Could you tell us a bit more about what you do in your current role as the Political and Government Affairs Advisor at the Australian Consulate-General in New York?
Graduating from Princeton, I was really keen to stay on in the US as the pandemic had taken away many of my opportunities to explore the country. Joining the Australian Consulate-General in New York has been an incredible chance to be on the ‘front side’ of diplomacy: connecting with people, building networks and reporting on policy and political issues relevant to Australia. In September, we hosted Australia’s Prime Minister, Foreign Minister and Defence Minister in New York all at once, which was crazy but fun – President Biden was coincidentally staying in the same hotel and it was very cool to see the Secret Service in action and up close.
What is it like living and working in the United States? What are the key differences for you compared to Australia?
I love it. I am lucky to have both American and Australian friends here, and overall our two countries aren’t all that different. My experience in Princeton and New York City is only a narrow glimpse into the culture here, but I have found Americans to be more politically correct than Australians, and sometimes less forthcoming in sharing their true thoughts on things. My boyfriend is from Darwin, so I always assumed Americans would find his accent harder to understand, but it turns out I use a lot of expressions when I talk and they often don’t translate!
Do you have any advice for people looking to move overseas? Are there any key tips or steps people should take before making the move?

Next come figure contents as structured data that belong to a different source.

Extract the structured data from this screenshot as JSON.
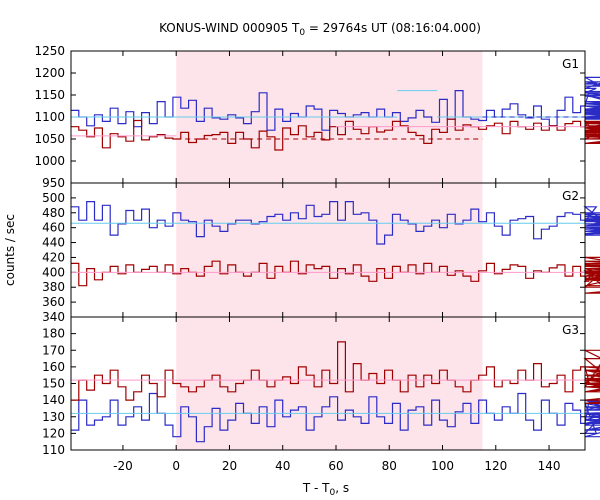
{
  "chart_data": {
    "type": "line",
    "title_main": "KONUS-WIND 000905 T",
    "title_sub": "0",
    "title_rest": " = 29764s UT (08:16:04.000)",
    "xlabel_main": "T - T",
    "xlabel_sub": "0",
    "xlabel_rest": ", s",
    "ylabel": "counts / sec",
    "xlim": [
      -39.5,
      153.5
    ],
    "x_ticks": [
      -20,
      0,
      20,
      40,
      60,
      80,
      100,
      120,
      140
    ],
    "highlight_interval": [
      0,
      115
    ],
    "colors": {
      "blue": "#2b2bc8",
      "red": "#a00000",
      "cyan": "#66ccee",
      "pink": "#ff99cc",
      "shade": "#fde4ea"
    },
    "bin_start": -39.5,
    "bin_width": 2.944,
    "panels": [
      {
        "label": "G1",
        "ylim": [
          950,
          1250
        ],
        "y_ticks": [
          950,
          1000,
          1050,
          1100,
          1150,
          1200,
          1250
        ],
        "series": [
          {
            "color": "blue",
            "values": [
              1115,
              1100,
              1080,
              1105,
              1090,
              1120,
              1085,
              1112,
              1078,
              1110,
              1085,
              1135,
              1100,
              1145,
              1120,
              1138,
              1090,
              1120,
              1098,
              1095,
              1105,
              1098,
              1085,
              1112,
              1155,
              1070,
              1118,
              1090,
              1108,
              1100,
              1125,
              1118,
              1070,
              1115,
              1108,
              1100,
              1105,
              1110,
              1100,
              1118,
              1100,
              1110,
              1090,
              1098,
              1115,
              1100,
              1088,
              1140,
              1095,
              1160,
              1100,
              1095,
              1092,
              1115,
              1100,
              1118,
              1130,
              1105,
              1098,
              1125,
              1095,
              1080,
              1115,
              1145,
              1110,
              1125,
              1155,
              1165,
              1180,
              1170,
              1175,
              1190,
              1130,
              1150,
              1110,
              1148,
              1125,
              1095,
              1110,
              1105,
              1108,
              1125,
              1108,
              1112,
              1095,
              1115,
              1108,
              1100,
              1135,
              1100,
              1112,
              1105,
              1115,
              1130,
              1095,
              1098,
              1107,
              1118,
              1155,
              1098,
              1158
            ]
          },
          {
            "color": "red",
            "values": [
              1078,
              1070,
              1055,
              1075,
              1030,
              1062,
              1055,
              1045,
              1092,
              1048,
              1055,
              1060,
              1052,
              1050,
              1065,
              1042,
              1050,
              1058,
              1060,
              1065,
              1040,
              1065,
              1050,
              1030,
              1068,
              1055,
              1025,
              1075,
              1060,
              1080,
              1055,
              1065,
              1048,
              1078,
              1060,
              1090,
              1072,
              1062,
              1078,
              1066,
              1070,
              1090,
              1080,
              1065,
              1058,
              1040,
              1072,
              1065,
              1095,
              1070,
              1082,
              1078,
              1072,
              1080,
              1086,
              1062,
              1090,
              1078,
              1072,
              1086,
              1070,
              1080,
              1070,
              1085,
              1090,
              1078,
              1090,
              1062,
              1050,
              1075,
              1090,
              1080,
              1065,
              1085,
              1090,
              1075,
              1070,
              1085,
              1080,
              1065,
              1090,
              1065,
              1075,
              1040,
              1080,
              1075,
              1065,
              1088,
              1050,
              1060,
              1068,
              1055,
              1040,
              1060,
              1050,
              1058,
              1040,
              1060,
              1068,
              1055,
              1050
            ]
          }
        ],
        "fits": [
          {
            "color": "cyan",
            "dashed": false,
            "from": -39.5,
            "to": 83,
            "y": 1100
          },
          {
            "color": "cyan",
            "dashed": false,
            "from": 83,
            "to": 98,
            "y": 1160
          },
          {
            "color": "cyan",
            "dashed": false,
            "from": 98,
            "to": 153.5,
            "y": 1100
          },
          {
            "color": "blue",
            "dashed": true,
            "from": 115,
            "to": 153.5,
            "y": 1100
          },
          {
            "color": "pink",
            "dashed": false,
            "from": -39.5,
            "to": 0,
            "y": 1057
          },
          {
            "color": "pink",
            "dashed": false,
            "from": 60,
            "to": 153.5,
            "y": 1078
          },
          {
            "color": "red",
            "dashed": true,
            "from": 0,
            "to": 115,
            "y": 1050
          }
        ]
      },
      {
        "label": "G2",
        "ylim": [
          340,
          520
        ],
        "y_ticks": [
          340,
          360,
          380,
          400,
          420,
          440,
          460,
          480,
          500
        ],
        "series": [
          {
            "color": "blue",
            "values": [
              488,
              470,
              495,
              470,
              490,
              450,
              465,
              483,
              470,
              485,
              460,
              470,
              462,
              480,
              470,
              468,
              448,
              470,
              462,
              455,
              465,
              470,
              470,
              465,
              468,
              475,
              478,
              470,
              480,
              472,
              490,
              475,
              478,
              495,
              470,
              495,
              478,
              480,
              470,
              438,
              450,
              478,
              470,
              465,
              455,
              462,
              470,
              460,
              478,
              465,
              470,
              485,
              468,
              480,
              462,
              450,
              470,
              472,
              475,
              445,
              458,
              462,
              475,
              480,
              478,
              470,
              468,
              488,
              468,
              470,
              478,
              462,
              480,
              470,
              455,
              465,
              460,
              462,
              475,
              458,
              460,
              450,
              478,
              470,
              455,
              472,
              465,
              460,
              455,
              452,
              478,
              470,
              468,
              472,
              455,
              462,
              470,
              475,
              465,
              462,
              470
            ]
          },
          {
            "color": "red",
            "values": [
              412,
              382,
              405,
              390,
              400,
              408,
              398,
              410,
              400,
              404,
              408,
              400,
              410,
              398,
              405,
              400,
              395,
              408,
              415,
              398,
              410,
              400,
              395,
              400,
              412,
              392,
              408,
              400,
              415,
              398,
              410,
              405,
              408,
              392,
              405,
              398,
              410,
              395,
              388,
              405,
              392,
              408,
              400,
              410,
              398,
              412,
              400,
              408,
              396,
              402,
              395,
              388,
              402,
              412,
              398,
              404,
              410,
              408,
              392,
              402,
              400,
              406,
              410,
              395,
              408,
              395,
              388,
              402,
              380,
              412,
              400,
              390,
              405,
              382,
              402,
              398,
              410,
              395,
              420,
              398,
              405,
              395,
              400,
              415,
              405,
              390,
              405,
              408,
              400,
              395,
              405,
              390,
              372,
              398,
              410,
              398,
              405,
              392,
              412,
              408,
              405
            ]
          }
        ],
        "fits": [
          {
            "color": "cyan",
            "dashed": false,
            "from": -39.5,
            "to": 153.5,
            "y": 466
          },
          {
            "color": "pink",
            "dashed": false,
            "from": -39.5,
            "to": 153.5,
            "y": 400
          }
        ]
      },
      {
        "label": "G3",
        "ylim": [
          110,
          190
        ],
        "y_ticks": [
          110,
          120,
          130,
          140,
          150,
          160,
          170,
          180
        ],
        "series": [
          {
            "color": "blue",
            "values": [
              122,
              140,
              125,
              128,
              130,
              140,
              125,
              130,
              136,
              128,
              144,
              132,
              125,
              118,
              136,
              130,
              115,
              124,
              135,
              122,
              128,
              138,
              132,
              126,
              136,
              124,
              140,
              130,
              134,
              136,
              122,
              130,
              136,
              142,
              128,
              134,
              130,
              126,
              142,
              130,
              126,
              138,
              122,
              134,
              136,
              125,
              140,
              128,
              124,
              133,
              138,
              126,
              140,
              132,
              128,
              136,
              132,
              144,
              128,
              122,
              140,
              132,
              125,
              138,
              134,
              126,
              138,
              120,
              132,
              128,
              134,
              140,
              128,
              125,
              138,
              130,
              132,
              126,
              140,
              118,
              136,
              128,
              132,
              126,
              132,
              136,
              128,
              122,
              140,
              126,
              132,
              136,
              130,
              128,
              134,
              140,
              126,
              130,
              122,
              132,
              134
            ]
          },
          {
            "color": "red",
            "values": [
              140,
              152,
              146,
              155,
              150,
              158,
              148,
              140,
              145,
              155,
              150,
              142,
              158,
              150,
              148,
              145,
              148,
              152,
              155,
              148,
              145,
              150,
              152,
              158,
              152,
              148,
              152,
              154,
              150,
              160,
              155,
              148,
              158,
              150,
              175,
              145,
              162,
              152,
              156,
              150,
              158,
              152,
              145,
              155,
              148,
              155,
              150,
              158,
              152,
              148,
              145,
              152,
              155,
              160,
              148,
              152,
              150,
              158,
              152,
              162,
              148,
              150,
              155,
              145,
              158,
              160,
              152,
              148,
              165,
              152,
              150,
              170,
              155,
              152,
              158,
              148,
              145,
              155,
              152,
              150,
              138,
              145,
              155,
              158,
              150,
              152,
              145,
              155,
              158,
              152,
              150,
              140,
              152,
              158,
              160,
              148,
              152,
              150,
              158,
              153,
              155
            ]
          }
        ],
        "fits": [
          {
            "color": "cyan",
            "dashed": false,
            "from": -39.5,
            "to": 153.5,
            "y": 132
          },
          {
            "color": "pink",
            "dashed": false,
            "from": -39.5,
            "to": 153.5,
            "y": 152
          }
        ]
      }
    ]
  }
}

Now is 100% the time to do it – the world is back in action and ready to explore as soon as Australia’s borders open! If you’re considering studying overseas, definitely investigate what scholarships are available as there are lots of sources of funding once you know where to look. And don’t underestimate the value of loose connections as you hunt for jobs and get set up in a new country – I’ve found the Drew’s and broader University of Sydney networks really helpful.
What are you reading, watching or listening to at the moment that you’d recommend?
I read a lot and am currently loving How to Hide an Empire by Daniel Immerwahr. It’s about how America came to be so dominant through sneaky colonisation. It’s a nerdy foreign policy book, but I’m into it.
Do you have any words of advice to young Androvians thinking of pursuing a career in the public sector?
Canberra is a lot better than most people give it credit for, so don’t be put off! There are definitely public policy opportunities elsewhere, but Canberra is really the heart – think of it as basically a country town with a high concentration of smart, interesting people who want to do something impactful. Graduate programs are a great way to get a foot in the door straight out of uni and once you’re in the public service it’s quite easy to move into the areas that interest you most. I am so lucky to have been able to pursue my interest in international relations into a career in foreign policy, and while I don’t know what will come next it has been a great ride so far.